Erythropoiesis
Erythropoiesis, the formation of red cells (erythrocytes), occurs in the red bone marrow of adults and the liver and spleen of the fetus. It can also occur in the liver and spleen of adults following bone marrow damage. Erythropoiesis is primarily controlled by erythropoietin, a glycoprotein hormone secreted primarily by the kidneys in response to hypoxia; about 10–15% is produced by the liver, the major source for the fetus. Other factors such as corticosteroids and growth hormones can also stimulate erythropoiesis.
Erythropoiesis begins when uncommitted stem cells commit to the erythrocyte lineage and under the influence of erythropoietin transform into rapidly growing precursor cells (colony forming unit erythroid cells, CFU-E) and then proerythroblasts (Figure 6). These large cells are packed with ribosomes, and it is here that haemoglobin synthesis begins. Development and maturation proceeds through early (basophilic), intermediate (polychromatic) and finally late (orthochromatic) erythroblasts (or normoblasts) of decreasing size.

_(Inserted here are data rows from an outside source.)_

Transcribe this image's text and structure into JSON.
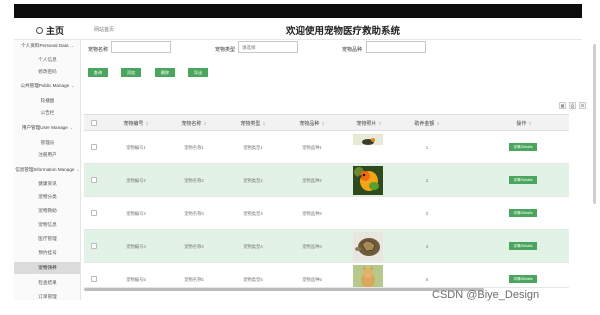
{
  "header": {
    "home_label": "主页",
    "breadcrumb": "网站首页",
    "title": "欢迎使用宠物医疗救助系统"
  },
  "sidebar": {
    "groups": [
      {
        "label": "个人资料Personal Data",
        "items": [
          "个人信息",
          "修改密码"
        ]
      },
      {
        "label": "公共管理Public Manage",
        "items": [
          "轮播图",
          "公告栏"
        ]
      },
      {
        "label": "用户管理User Manage",
        "items": [
          "管理员",
          "注册用户"
        ]
      },
      {
        "label": "信息管理Information Manage",
        "items": [
          "健康资讯",
          "宠物分类",
          "宠物救助",
          "宠物信息",
          "医疗管理",
          "预约挂号",
          "宠物领养",
          "检查结果",
          "订单管理"
        ]
      }
    ],
    "active_item": "宠物领养"
  },
  "search": {
    "fields": [
      {
        "label": "宠物名称",
        "placeholder": ""
      },
      {
        "label": "宠物类型",
        "placeholder": "请选择"
      },
      {
        "label": "宠物品种",
        "placeholder": ""
      }
    ]
  },
  "actions": {
    "query": "查询",
    "add": "添加",
    "delete": "删除",
    "export": "导出"
  },
  "table": {
    "columns": [
      "宠物编号",
      "宠物名称",
      "宠物类型",
      "宠物品种",
      "宠物照片",
      "助养金额",
      "操作"
    ],
    "rows": [
      {
        "id": "宠物编号1",
        "name": "宠物名称1",
        "type": "宠物类型1",
        "breed": "宠物品种1",
        "photo": "bird-photo",
        "amount": "1",
        "action": "详情/Details"
      },
      {
        "id": "宠物编号2",
        "name": "宠物名称2",
        "type": "宠物类型2",
        "breed": "宠物品种2",
        "photo": "parrot-photo",
        "amount": "2",
        "action": "详情/Details"
      },
      {
        "id": "宠物编号3",
        "name": "宠物名称3",
        "type": "宠物类型3",
        "breed": "宠物品种3",
        "photo": "",
        "amount": "3",
        "action": "详情/Details"
      },
      {
        "id": "宠物编号4",
        "name": "宠物名称4",
        "type": "宠物类型4",
        "breed": "宠物品种4",
        "photo": "tortoise-photo",
        "amount": "4",
        "action": "详情/Details"
      },
      {
        "id": "宠物编号5",
        "name": "宠物名称5",
        "type": "宠物类型5",
        "breed": "宠物品种5",
        "photo": "cat-photo",
        "amount": "5",
        "action": "详情/Details"
      }
    ]
  },
  "watermark": "CSDN @Biye_Design",
  "colors": {
    "accent": "#4aa55f",
    "row_alt": "#e3f2e6"
  }
}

As cell division ceases, ribosomal content decreases and haemoglobin increases. The late erythroblast finally loses its nucleus to become a reticulocyte, a young erythrocyte still retaining the vestiges of a ribosomal reticulum. Reticulocytes enter the blood and, as they age, the reticulum disappears and the characteristic biconcave shape develops. About 2 × 1011 erythrocytes are produced from the marrow each day, and normally 1–2% of circulating red cells are reticulocytes. This increases when erythropoiesis is enhanced, for example by increased erythropoietin due to hypoxia associated with respiratory disease or altitude. This can greatly increase erythrocyte numbers (polycythaemia) and haematocrit. Conversely, erythropoietin levels may fall in kidney disease, chronic inflammation and liver cirrhosis, resulting in anaemia.
Erythrocytes are destroyed by macrophages in the liver and spleen after ∼120 days. The spleen also sequesters and eradicates defective erythrocytes. The haem group is split from haemoglobin and converted to biliverdin and then bilirubin. The iron is conserved and recycled via transferrin, an iron transport protein, or stored in ferritin. Bilirubin is a brown–yellow compound that is excreted in the bile. An increased rate of haemoglobin breakdown results in excess bilirubin, which stains the tissues (jaundice).